DouYu, a live-streaming platform for gamers backed by Chinese tech giant Tencent, began trading on the Nasdaq on Wednesday under the ticker symbol “DOYU.”
The shares dipped in early trading, dropping less than 1% to around $11.40. They had been priced at $11.50 in the initial public offering, the bottom of the company’s target range.
The company said in a statement that it expected to raise about $775 million through the share sale, making it the largest initial public offering by a Chinese firm in the United States so far this year, according to data from Dealogic and Refinitiv.
That would break the record set in May, when Starbucks rival Luckin Coffee went public, raising about $645 million, according to Refinitiv.
DouYu, which translates to “fighting fish” in Mandarin, is often compared to Amazon’s Twitch service. It hosts interactive live-streams of video games on its desktop and mobile apps while letting users chat in real time and inviting them to watch other content created for its platform.

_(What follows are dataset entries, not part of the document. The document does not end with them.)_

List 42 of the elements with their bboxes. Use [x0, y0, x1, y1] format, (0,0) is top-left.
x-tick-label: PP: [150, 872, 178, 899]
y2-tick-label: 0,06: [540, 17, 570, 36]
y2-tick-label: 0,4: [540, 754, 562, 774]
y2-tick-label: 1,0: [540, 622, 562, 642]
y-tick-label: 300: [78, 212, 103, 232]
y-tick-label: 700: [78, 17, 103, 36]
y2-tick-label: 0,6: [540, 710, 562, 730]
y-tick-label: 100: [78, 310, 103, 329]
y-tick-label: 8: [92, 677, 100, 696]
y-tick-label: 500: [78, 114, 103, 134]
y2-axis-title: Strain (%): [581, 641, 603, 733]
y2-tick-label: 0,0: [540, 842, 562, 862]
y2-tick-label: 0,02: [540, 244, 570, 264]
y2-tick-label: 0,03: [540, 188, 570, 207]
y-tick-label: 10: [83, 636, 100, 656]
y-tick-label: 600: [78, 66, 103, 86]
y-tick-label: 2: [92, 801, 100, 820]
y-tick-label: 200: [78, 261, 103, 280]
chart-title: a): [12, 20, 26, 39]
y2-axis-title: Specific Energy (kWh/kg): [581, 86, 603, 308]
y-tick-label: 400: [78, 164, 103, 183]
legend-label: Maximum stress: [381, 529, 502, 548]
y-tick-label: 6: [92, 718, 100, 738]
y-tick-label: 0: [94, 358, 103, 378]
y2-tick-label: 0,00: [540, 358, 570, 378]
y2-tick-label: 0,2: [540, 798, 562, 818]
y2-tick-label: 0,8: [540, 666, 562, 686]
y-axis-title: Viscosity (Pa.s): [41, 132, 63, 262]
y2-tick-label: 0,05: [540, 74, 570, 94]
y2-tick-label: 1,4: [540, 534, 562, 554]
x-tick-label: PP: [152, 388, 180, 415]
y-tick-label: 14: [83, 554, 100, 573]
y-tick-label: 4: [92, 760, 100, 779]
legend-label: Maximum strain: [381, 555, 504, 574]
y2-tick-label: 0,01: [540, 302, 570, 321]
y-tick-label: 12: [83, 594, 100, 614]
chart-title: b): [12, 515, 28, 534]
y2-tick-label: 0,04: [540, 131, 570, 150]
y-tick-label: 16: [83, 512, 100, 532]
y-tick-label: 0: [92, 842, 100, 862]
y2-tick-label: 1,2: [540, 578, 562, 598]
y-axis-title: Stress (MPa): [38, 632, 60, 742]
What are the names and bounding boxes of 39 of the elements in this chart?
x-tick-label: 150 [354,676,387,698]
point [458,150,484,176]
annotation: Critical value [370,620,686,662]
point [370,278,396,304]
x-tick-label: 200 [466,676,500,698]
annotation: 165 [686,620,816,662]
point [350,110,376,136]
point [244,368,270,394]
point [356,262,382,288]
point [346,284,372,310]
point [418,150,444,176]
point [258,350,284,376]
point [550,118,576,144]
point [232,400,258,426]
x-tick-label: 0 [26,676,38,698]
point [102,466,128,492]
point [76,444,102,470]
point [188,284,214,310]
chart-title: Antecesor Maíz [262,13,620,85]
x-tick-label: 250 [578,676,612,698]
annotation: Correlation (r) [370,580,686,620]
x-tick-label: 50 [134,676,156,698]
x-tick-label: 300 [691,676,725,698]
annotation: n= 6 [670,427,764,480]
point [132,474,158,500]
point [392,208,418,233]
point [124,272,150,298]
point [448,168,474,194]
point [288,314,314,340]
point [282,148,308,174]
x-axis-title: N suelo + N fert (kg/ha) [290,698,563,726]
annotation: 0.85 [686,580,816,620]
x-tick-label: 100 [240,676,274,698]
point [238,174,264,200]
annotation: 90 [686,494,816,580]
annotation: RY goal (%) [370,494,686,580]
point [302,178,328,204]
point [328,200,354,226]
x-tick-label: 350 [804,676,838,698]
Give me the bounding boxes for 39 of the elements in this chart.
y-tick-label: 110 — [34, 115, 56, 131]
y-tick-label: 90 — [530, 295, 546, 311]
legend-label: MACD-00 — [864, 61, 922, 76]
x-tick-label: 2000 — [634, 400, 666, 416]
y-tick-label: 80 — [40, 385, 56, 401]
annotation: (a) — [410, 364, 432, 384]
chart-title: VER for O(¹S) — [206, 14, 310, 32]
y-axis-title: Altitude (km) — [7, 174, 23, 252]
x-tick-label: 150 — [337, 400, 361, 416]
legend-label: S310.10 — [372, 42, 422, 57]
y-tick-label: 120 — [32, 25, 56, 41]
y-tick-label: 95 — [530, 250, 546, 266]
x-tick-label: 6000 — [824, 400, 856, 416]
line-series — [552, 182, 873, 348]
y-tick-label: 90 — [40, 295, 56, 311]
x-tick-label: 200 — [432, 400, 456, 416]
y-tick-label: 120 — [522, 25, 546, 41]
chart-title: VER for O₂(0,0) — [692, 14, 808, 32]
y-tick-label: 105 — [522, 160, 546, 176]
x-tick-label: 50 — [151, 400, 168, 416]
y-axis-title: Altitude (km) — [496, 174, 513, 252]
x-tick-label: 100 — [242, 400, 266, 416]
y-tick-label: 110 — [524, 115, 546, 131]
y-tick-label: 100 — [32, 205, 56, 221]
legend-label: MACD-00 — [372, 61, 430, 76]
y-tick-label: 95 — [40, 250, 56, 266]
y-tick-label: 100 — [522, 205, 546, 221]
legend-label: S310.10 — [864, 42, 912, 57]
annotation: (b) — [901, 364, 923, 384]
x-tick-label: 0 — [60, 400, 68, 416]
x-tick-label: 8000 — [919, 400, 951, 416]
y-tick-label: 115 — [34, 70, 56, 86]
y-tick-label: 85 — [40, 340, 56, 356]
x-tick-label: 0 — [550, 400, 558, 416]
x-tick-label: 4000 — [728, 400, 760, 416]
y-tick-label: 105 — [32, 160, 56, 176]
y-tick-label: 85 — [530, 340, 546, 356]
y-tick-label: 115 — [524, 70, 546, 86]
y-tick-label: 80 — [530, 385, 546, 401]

The company has also gained popularity offline by sponsoring several eSports teams and organizing its own tournaments. A “video-streaming festival” it hosted last year in its home town of Wuhan, a central Chinese city, attracted over 150,000 participants and almost 12 million online viewers on the first day, according to local authorities.
DouYu was founded in 2013 and quickly grew into one of China’s most valuable startups, crossing the billion-dollar mark in 2017, according to CB Insights.
The company boasts more than 153 million monthly active users, largely due to its videos of people playing popular eSports games such as League of Legends, King of Glory and Tencent’s own PlayerUnknown’s Battlegrounds.
That has translated to commercial success. In the 2018 fiscal year, Douyu took in about 3.7 billion Chinese yuan ($532 million) in revenue, which it hopes to grow by expanding overseas and converting more users into paying customers, according to a recent filing. Currently, its revenue primarily comes from ad sales.
The company had previously filed to go public earlier this year, but delayed its IPO in May reportedly because of concerns of a broader market sell-off.
Its Wall Street debut comes a week after Budweiser owner Anheuser-Busch InBev canceled a listing of its Asia unit on the Hong Kong stock exchange, which would have eclipsed Uber as the biggest IPO of this year.